We had a chat with IT support engineer Dave Park, about how to recognise a genuine IT support call, and how to spot the scammers before they get too far into their script.
‘Without 24/7 monitoring software, there’s no way that anybody who rings you up should be able to tell what is on, or not on your computer,’ says IT support engineer Dave Park. ‘If they’ve rang you up cold, they definitely don’t know what’s on your computer. We handle the systems and IT support services for hundreds of businesses, but unless a company has asked for 24/7 monitoring, we don’t know that something has gone wrong until they tell us.’
‘It’s really important that you don’t agree to remote access,’ says Dave. ‘Once a perpetrator is on your system, they can install anything they want, access any website and fill your machine with viruses if they want to.
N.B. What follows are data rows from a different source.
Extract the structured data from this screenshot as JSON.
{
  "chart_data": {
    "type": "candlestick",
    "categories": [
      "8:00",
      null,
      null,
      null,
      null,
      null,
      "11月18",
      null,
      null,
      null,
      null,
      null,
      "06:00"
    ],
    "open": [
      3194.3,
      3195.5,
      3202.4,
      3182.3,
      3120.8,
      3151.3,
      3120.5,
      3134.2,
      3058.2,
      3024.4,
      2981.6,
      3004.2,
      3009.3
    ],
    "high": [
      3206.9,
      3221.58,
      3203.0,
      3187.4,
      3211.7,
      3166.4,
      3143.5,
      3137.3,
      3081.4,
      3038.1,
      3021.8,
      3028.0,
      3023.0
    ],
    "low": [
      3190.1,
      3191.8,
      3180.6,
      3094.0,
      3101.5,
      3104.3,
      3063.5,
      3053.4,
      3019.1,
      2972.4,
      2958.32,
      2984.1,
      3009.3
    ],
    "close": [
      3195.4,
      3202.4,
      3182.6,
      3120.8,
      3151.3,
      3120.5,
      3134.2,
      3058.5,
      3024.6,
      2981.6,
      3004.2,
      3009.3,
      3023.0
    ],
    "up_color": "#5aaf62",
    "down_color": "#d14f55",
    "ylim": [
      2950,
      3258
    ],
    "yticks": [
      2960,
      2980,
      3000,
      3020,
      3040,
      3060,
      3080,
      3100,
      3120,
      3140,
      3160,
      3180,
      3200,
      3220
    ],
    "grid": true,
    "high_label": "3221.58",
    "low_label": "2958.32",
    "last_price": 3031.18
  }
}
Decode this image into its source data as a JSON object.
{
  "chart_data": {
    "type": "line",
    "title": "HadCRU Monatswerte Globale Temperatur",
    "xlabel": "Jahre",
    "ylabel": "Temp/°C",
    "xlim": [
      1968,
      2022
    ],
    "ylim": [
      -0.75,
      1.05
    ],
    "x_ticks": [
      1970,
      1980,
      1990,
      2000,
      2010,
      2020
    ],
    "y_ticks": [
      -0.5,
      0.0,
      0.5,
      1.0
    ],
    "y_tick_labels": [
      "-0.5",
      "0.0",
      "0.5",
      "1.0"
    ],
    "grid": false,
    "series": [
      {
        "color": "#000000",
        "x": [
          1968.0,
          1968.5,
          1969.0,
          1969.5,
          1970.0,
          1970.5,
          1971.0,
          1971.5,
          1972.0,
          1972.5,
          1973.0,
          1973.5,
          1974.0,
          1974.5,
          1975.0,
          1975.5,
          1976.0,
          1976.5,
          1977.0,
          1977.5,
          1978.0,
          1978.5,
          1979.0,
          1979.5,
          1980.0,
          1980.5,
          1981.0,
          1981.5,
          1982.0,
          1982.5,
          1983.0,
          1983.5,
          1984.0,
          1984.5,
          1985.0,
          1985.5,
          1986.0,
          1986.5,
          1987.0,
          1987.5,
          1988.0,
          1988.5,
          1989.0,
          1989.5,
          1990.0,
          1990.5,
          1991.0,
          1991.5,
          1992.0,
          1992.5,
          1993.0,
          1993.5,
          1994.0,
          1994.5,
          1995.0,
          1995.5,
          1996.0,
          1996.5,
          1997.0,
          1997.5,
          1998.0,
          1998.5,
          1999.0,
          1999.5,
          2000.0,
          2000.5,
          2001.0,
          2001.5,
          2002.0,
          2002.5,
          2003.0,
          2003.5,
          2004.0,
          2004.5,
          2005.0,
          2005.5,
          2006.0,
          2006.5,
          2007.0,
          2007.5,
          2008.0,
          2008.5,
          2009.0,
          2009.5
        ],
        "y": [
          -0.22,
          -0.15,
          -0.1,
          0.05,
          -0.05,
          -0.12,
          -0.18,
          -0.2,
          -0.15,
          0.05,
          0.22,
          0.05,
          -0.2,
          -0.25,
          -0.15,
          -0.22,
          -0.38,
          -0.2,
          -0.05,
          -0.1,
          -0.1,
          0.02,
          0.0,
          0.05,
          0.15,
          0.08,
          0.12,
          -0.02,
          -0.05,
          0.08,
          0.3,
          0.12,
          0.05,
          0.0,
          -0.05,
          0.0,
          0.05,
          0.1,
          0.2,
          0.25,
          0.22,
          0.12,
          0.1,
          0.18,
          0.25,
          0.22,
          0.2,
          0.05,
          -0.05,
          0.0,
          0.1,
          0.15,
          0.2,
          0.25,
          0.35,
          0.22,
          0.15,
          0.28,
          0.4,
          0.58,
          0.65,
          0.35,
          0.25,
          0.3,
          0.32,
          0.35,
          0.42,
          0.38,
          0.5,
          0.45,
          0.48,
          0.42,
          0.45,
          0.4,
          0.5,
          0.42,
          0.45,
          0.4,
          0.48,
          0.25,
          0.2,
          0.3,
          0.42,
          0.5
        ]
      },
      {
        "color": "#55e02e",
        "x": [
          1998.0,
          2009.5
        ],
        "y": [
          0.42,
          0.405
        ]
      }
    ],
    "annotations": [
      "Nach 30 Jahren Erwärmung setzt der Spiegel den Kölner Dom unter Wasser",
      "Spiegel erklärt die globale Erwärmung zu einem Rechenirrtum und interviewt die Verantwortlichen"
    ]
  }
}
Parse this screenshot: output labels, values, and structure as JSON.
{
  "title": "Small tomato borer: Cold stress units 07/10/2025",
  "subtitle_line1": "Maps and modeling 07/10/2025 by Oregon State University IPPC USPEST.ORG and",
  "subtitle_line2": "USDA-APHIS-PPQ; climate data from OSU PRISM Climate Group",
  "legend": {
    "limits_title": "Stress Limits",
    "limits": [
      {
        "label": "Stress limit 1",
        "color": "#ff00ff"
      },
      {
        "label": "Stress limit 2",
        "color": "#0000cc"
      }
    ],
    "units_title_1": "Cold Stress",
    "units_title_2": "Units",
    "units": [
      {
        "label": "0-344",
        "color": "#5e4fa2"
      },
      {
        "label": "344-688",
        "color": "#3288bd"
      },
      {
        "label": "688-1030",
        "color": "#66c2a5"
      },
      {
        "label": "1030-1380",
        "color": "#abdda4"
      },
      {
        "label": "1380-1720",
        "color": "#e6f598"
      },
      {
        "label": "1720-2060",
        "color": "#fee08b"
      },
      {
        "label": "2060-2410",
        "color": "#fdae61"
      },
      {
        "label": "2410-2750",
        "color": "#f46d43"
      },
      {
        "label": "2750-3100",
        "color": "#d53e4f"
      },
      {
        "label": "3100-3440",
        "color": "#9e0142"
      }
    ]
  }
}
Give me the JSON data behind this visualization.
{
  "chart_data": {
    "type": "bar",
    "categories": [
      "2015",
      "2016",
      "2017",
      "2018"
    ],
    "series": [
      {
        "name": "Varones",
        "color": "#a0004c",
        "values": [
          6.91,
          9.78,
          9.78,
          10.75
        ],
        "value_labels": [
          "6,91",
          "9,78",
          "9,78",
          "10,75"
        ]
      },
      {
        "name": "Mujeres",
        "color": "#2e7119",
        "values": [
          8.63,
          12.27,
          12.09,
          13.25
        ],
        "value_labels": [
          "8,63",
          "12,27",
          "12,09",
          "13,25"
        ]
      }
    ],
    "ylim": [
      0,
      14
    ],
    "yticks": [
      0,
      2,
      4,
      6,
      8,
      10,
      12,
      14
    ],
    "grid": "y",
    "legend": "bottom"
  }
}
Nobody should access your computer remotely unless you know them personally, or you’ve paid them for an IT support service. Businesses like BT don’t do it for free.’
But what about if they know your information? Dave says it isn’t enough, ‘Unfortunately, the internet is laden with information about us. Some of it we put there ourselves, through social media. Sometimes it’s accessed through hacks - a company unrelated to BT can be targeted, and they can get our information that way. Just because someone quotes a few pieces of information about you, it doesn’t mean they are who they say they are.’
So what’s the best advice for avoiding these scams? Dave says it’s to slow down, ‘These groups of people will try to get into your system quickly - whether it’s claims of a virus, malware or an unverified purchase, they want you to panic. But slow down, and have a think about what’s actually being told to you over the phone.’
‘The absolute best thing you can do is tell them you’ll ring them back, and hang up. Give it a couple of minutes if you’re calling on a landline, just to make sure they aren’t still hanging on. Then find the number for BT yourself - don’t ring back the number you’ve been given. Give the real BT a call, and check with them. Nine times out of ten, you’ll have avoided a scam.’